Quadrupedal robots are usually confined to a single terrain. RaiBo is changing that.
Four legged robot running alongside man on sandy beach
See RaiBo run. Run, RaiBo, run. KAIST Robotics & Artificial Intelligence Lab

Legged robots have become definitively more agile in recent years, but often still remain limited by tricky terrain. One bot optimized for flat, hard surfaces might not fare as well as another designed more specifically for dynamic areas like muddy fields or sandy beaches—or ceilings, for that matter.

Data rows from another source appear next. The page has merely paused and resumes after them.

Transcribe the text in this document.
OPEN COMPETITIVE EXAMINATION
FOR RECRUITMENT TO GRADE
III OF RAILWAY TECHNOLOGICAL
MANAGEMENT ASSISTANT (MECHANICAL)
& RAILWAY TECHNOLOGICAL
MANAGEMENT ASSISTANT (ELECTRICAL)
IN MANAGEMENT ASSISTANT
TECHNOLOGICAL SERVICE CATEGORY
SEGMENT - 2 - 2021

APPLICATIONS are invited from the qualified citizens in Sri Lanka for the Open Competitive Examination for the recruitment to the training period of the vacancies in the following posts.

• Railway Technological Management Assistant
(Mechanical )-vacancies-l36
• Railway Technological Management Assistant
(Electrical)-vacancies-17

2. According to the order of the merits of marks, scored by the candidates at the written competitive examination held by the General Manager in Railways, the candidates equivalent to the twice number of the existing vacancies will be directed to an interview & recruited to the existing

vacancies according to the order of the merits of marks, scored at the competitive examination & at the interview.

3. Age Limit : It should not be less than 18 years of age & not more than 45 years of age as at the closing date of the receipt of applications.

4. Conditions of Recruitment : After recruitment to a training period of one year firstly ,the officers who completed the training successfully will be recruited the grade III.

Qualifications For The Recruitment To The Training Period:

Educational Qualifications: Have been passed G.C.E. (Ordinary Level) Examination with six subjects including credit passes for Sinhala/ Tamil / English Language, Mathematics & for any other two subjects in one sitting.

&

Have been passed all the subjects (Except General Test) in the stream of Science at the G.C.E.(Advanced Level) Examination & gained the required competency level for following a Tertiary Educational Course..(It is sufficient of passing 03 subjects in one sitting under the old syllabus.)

A new quadrupedal robot control technology developed by researchers at the Korea Advanced Institute of Science and Technology (KAIST) appears to be breaking down those literal and physical barriers, thanks to help from AI reinforcement learning.

In reinforcement learning, a huge variety of simulations are generated that approximate physical trials, thereby shortening the training times needed for an AI to optimize itself towards its intended goals. Led by Professor Jemin Hwangbo of KAIST’s Department of Mechanical Engineering, their team created a new artificial neural network capable of making real-time terrain assessments sans any prior information, then feeding that knowledge back to their four-legged robot, RaiBo.

In this case, however, the KAIST researchers also defined a new contact modeling based on the robot’s physical pressure interacting with the ground reactions of various mediums to simulate deforming terrain, such as sand. All of this information was then fed into RaiBo’s AI to produce some truly impressive results.

[Related: The newest robot dog can scale walls and ceilings.]

According to the team’s study published earlier this month in the journal Science Robotics, their dog-bot demonstrated its ability to jog across a beach at roughly 3m per second with its feet fully submerged in sand. RaiBo could also run across grassy fields and a running track without any additional programming or control algorithm tweaking.

“It has been shown that providing a learning-based controller with a close contact experience with real deforming ground is essential for application to deforming terrain,” Suyoung Choi, the paper’s first author, said in a statement

Because the new proposed controller can be used without any prior information on a terrain, it can easily be applied to future AI walking research, such as how to get a robot to gracefully move atop an air mattress, something RaiBo also reportedly could accomplish.